Background: Thrombotic thrombocytopenic purpura (TTP) is a clinically heterogeneous syndrome first described by Moschkowitz in 1924. Often postinfectious, but also autoimmune- or drug-associated, TTP is characterised by thrombocytopenia, Coombs-negative haemolytic anaemia, neurological deficits, renal impairment and fever. Inhibitory antibodies against von Willebrand factor (vWf)-cleaving protease lead to a functional deficiency of this protease and to unusually large multimers of vWf. These multimers are capable of agglutinating circulating platelets, thereby reducing platelet count and causing thrombotic microangiopathy concomitantly. Patients: A 68 year old female patient (A) was transferred to our neurological intensive care unit with an acute loss of consciousness and unprotected airways following a four days' history of dysarthria, vertigo and slow decline of the level of consciousness. Eight months later, a 31 year old woman (B) was admitted to our unit with an acute loss of consciousness and bilateral up going plantars, after she had been treated for headache and paraesthesias of her right face and upper limb for seven days. Examinations: On admission, patient A had intermittent right-sided gaze palsy and bilateral up going plantars. Patient B showed a left-sided gaze and head turn palsy plus a left-sided hemiparesis. Basilar thrombosis was ruled out by CT-angiography (A), and by contrast enhanced MR-angiography (B). MRI-scans showed ischaemic lesions bilaterally in the MCA-territory (A), and in the right thalamus (B).
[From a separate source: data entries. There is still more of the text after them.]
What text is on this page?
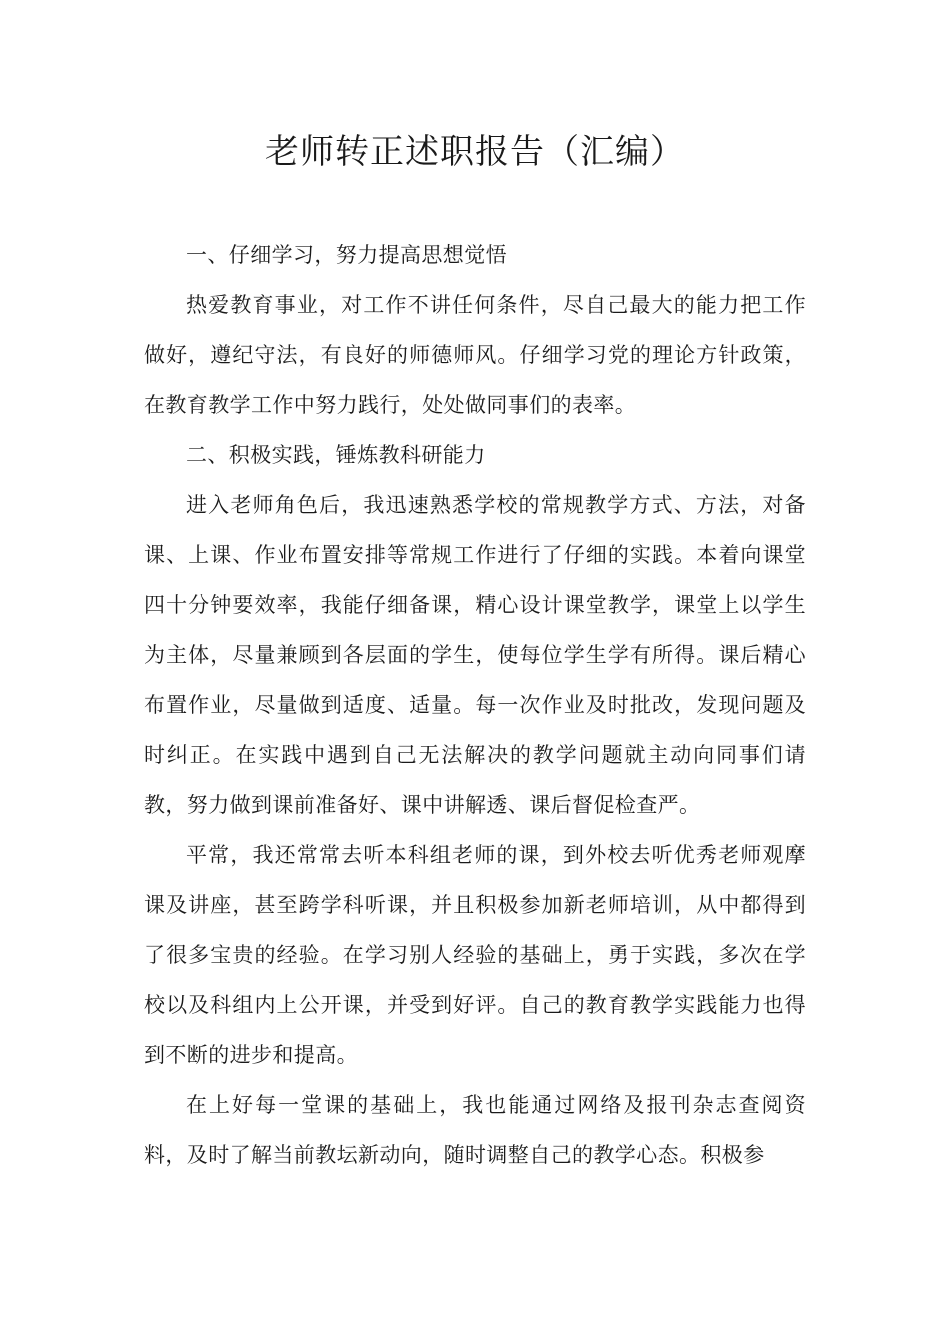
老师转正述职报告（汇编）

一、仔细学习，努力提高思想觉悟

热爱教育事业，对工作不讲任何条件，尽自己最大的能力把工作做好，遵纪守法，有良好的师德师风。仔细学习党的理论方针政策，在教育教学工作中努力践行，处处做同事们的表率。

二、积极实践，锤炼教科研能力

进入老师角色后，我迅速熟悉学校的常规教学方式、方法，对备课、上课、作业布置安排等常规工作进行了仔细的实践。本着向课堂四十分钟要效率，我能仔细备课，精心设计课堂教学，课堂上以学生为主体，尽量兼顾到各层面的学生，使每位学生学有所得。课后精心布置作业，尽量做到适度、适量。每一次作业及时批改，发现问题及时纠正。在实践中遇到自己无法解决的教学问题就主动向同事们请教，努力做到课前准备好、课中讲解透、课后督促检查严。

平常，我还常常去听本科组老师的课，到外校去听优秀老师观摩课及讲座，甚至跨学科听课，并且积极参加新老师培训，从中都得到了很多宝贵的经验。在学习别人经验的基础上，勇于实践，多次在学校以及科组内上公开课，并受到好评。自己的教育教学实践能力也得到不断的进步和提高。

在上好每一堂课的基础上，我也能通过网络及报刊杂志查阅资料，及时了解当前教坛新动向，随时调整自己的教学心态。积极参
Laboratory testing revealed haemolytic anaemia and thrombocytopenia in both cases. The fraction of fragmentocytes in the differential blood count was highly increased. Treatment and outcome: Plasma exchange against FFP was commenced on the admission day in both cases. It was continued until the platelet count had stabilized and the fraction of fragmentocytes had decreased. Patient A was extubated after two days of treatment and could be transferred with a slight dysarthria and dysphagia. Patient B intermittently developed a left-hemispheric syndrome, but slowly improved under treatment. She was discharged with a mild psychosis. Conclusions: We present two cases with severe CNS manifestation of a TTP. All patients with unexplained neurological symptoms, thrombocytopenia and haemolytic anaemia should immediately be transferred to a specialist unit.